Essa Versão é bem mais Legal


  Era uma vez uma menina chamada Chapeuzinho Vermelho que morava com sua mãe ao lado de uma floresta. Um dia, a mãe de Chapeuzinholhe pediu para levar uma cesta de frutas frescas e água mineral á casa de sua vovozinha - não que isso fosse trabalho de mulher, vejam só, mas porque era um ato generoso e que propiciava á filha uma visão comunitária sobre a vida. Tenho a acrescentar que sua vovozinha não estava doente, mas em plena saúde física e mental, sendo totalmente capaz de tomar conta de si mesma como adulta madura que era.
     E assim Chapeuzinho Vermelho partiu de sua casa, com sua cesta, floresta adentro. Muita gente acreditava que a floresta era um lugar cheio de presságios e perigos, e nunca punha os pés lá. Chapeuzinho Vermelho, no entanto, tinha confiança em si e nenhuma argumentção freudiana tão óbvia a intimidava.

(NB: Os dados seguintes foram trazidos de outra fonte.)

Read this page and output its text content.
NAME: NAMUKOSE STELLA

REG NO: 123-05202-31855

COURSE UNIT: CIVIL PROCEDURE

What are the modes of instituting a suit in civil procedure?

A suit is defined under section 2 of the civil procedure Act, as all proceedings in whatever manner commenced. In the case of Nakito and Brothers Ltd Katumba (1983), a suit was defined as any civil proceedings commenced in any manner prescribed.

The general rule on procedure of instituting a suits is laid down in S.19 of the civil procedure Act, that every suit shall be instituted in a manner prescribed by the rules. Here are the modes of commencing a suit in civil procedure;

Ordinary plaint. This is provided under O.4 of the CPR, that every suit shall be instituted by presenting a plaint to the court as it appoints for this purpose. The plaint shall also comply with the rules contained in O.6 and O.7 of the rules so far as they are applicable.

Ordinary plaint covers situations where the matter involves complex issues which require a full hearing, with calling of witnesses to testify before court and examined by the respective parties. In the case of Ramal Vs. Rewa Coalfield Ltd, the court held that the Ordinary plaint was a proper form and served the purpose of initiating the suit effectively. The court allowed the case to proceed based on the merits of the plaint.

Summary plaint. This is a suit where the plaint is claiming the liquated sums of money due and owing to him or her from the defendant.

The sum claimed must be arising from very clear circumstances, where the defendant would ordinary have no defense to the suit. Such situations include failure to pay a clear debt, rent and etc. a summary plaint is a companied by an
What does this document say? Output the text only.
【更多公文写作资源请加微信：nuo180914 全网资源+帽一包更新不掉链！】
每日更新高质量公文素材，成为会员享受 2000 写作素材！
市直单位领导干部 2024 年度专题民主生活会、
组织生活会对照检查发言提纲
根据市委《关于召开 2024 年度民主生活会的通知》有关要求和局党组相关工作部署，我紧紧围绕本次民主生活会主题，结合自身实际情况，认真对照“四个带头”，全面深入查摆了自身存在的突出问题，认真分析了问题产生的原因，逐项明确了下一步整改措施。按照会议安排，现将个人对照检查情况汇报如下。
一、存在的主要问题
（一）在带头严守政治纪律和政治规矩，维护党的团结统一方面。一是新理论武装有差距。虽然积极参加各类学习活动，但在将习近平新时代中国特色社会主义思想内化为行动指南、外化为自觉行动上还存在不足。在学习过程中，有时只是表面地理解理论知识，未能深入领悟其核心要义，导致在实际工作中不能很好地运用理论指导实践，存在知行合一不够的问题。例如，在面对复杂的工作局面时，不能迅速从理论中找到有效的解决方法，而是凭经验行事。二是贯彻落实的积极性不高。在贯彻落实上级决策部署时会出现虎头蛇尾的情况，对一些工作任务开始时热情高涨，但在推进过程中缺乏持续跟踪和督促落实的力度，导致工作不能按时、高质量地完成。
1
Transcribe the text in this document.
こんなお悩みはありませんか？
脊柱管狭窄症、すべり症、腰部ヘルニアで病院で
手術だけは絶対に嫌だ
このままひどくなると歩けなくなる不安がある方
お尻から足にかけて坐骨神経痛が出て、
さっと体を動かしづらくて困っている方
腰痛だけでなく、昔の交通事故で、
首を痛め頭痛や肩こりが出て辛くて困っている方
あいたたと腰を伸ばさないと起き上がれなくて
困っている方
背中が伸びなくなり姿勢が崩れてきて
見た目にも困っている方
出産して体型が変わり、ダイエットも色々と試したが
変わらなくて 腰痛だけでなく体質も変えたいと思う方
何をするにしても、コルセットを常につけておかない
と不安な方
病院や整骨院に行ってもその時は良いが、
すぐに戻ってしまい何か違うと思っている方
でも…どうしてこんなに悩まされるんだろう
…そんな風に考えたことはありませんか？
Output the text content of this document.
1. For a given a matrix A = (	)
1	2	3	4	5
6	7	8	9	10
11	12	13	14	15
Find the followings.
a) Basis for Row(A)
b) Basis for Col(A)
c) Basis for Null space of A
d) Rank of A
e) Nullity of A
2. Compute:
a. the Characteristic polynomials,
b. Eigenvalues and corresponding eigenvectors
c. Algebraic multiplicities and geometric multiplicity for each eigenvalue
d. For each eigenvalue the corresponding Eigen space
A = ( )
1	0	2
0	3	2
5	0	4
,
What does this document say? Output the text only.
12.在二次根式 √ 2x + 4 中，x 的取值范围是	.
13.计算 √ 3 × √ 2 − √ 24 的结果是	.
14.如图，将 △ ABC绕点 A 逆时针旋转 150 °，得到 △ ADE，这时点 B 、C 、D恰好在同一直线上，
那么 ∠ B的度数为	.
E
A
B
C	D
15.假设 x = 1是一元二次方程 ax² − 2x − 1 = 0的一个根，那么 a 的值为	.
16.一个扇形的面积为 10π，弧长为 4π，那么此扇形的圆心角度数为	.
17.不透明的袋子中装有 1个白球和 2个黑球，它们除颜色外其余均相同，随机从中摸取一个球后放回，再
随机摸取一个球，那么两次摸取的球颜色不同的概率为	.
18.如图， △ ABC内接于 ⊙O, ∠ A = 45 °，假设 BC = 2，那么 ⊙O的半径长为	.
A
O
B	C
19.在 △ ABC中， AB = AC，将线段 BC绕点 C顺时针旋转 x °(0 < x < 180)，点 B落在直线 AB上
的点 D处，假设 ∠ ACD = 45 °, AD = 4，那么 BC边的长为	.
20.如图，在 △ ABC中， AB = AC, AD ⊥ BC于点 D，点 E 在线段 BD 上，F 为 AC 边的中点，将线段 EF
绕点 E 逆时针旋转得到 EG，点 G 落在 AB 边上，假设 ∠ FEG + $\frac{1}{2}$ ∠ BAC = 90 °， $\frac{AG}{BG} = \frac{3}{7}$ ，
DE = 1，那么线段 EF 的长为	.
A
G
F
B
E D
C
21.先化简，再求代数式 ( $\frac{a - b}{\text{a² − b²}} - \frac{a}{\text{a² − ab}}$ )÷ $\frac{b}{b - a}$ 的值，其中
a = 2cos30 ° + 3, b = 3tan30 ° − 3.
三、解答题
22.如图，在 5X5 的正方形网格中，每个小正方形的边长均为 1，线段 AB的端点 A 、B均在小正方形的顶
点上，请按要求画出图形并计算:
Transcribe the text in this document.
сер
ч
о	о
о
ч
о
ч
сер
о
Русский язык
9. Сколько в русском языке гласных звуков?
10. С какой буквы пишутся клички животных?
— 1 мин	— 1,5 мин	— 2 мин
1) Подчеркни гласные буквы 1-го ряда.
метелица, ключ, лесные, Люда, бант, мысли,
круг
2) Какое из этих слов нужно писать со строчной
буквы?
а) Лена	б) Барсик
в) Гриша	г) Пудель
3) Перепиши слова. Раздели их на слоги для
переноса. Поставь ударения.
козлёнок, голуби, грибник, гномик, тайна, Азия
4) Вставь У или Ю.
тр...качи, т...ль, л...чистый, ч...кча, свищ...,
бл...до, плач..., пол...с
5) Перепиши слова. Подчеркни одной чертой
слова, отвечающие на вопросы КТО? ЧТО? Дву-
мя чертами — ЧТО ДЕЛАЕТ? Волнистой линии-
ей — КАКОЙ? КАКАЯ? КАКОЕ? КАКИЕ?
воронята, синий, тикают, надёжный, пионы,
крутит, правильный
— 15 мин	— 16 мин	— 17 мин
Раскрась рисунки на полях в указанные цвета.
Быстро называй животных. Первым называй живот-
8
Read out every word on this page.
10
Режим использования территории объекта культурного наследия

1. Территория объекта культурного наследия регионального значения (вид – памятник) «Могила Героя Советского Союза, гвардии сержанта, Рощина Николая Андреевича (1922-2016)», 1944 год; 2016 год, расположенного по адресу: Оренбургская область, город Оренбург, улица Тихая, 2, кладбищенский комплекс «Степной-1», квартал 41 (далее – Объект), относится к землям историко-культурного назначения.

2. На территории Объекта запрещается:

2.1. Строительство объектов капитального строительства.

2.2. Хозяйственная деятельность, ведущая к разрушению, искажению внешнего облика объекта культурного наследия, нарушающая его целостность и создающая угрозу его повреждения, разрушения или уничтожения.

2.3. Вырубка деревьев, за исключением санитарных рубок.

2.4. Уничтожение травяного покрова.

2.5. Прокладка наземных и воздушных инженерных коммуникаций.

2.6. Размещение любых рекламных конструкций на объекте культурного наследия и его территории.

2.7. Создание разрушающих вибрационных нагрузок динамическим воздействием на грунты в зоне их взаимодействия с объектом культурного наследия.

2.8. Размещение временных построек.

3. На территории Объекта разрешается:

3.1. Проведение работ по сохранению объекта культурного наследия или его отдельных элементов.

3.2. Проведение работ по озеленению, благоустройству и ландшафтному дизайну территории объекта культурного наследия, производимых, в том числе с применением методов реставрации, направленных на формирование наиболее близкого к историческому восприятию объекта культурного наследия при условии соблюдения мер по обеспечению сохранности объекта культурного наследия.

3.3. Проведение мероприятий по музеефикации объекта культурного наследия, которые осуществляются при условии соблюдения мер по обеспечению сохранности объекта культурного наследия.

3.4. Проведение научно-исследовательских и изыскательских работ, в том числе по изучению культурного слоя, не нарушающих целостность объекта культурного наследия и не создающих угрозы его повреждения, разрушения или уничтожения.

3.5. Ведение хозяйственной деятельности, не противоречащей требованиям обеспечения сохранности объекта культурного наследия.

     No caminho para a casa da vovozinha, Chapeuzinho foi abordada por um lobo, que lhe perguntou o que havia na cesta. Ela respondeu: " Alimentação natural e saudável para minha avó, que é uma adulta amadurecida e, obviamente, capacitada a cuidar de si mesma."
     O lobo respondeu: "Sabe, querida, não é suguro para uma menina andar pela floresta sozinha."
     Chapeuzinho retrucou: "Considero sua observação sexista e extremamente ofensiva, mas vou ignorá-la, por você desempenhar um papel tradicional de pária da sociedade. Agora, se você me desculpa, preciso seguir meu caminho." E chapeuzinho foi andando pela estrada afora.
     Como todos os quadrúpedes que habitam as florestas, e que não conseguem se organizar política e socialmente, os lobos são desprovidos do pensamento linear ocidental e, por isso mesmo, têm uma visão imediatista sobre tudo que os cerca. Sendo assim, o lobo não conseguia pensar em Chapeuzinho Vermelho sem dissociá-la da imagem de algumas batatas e um bom molho ferrugem!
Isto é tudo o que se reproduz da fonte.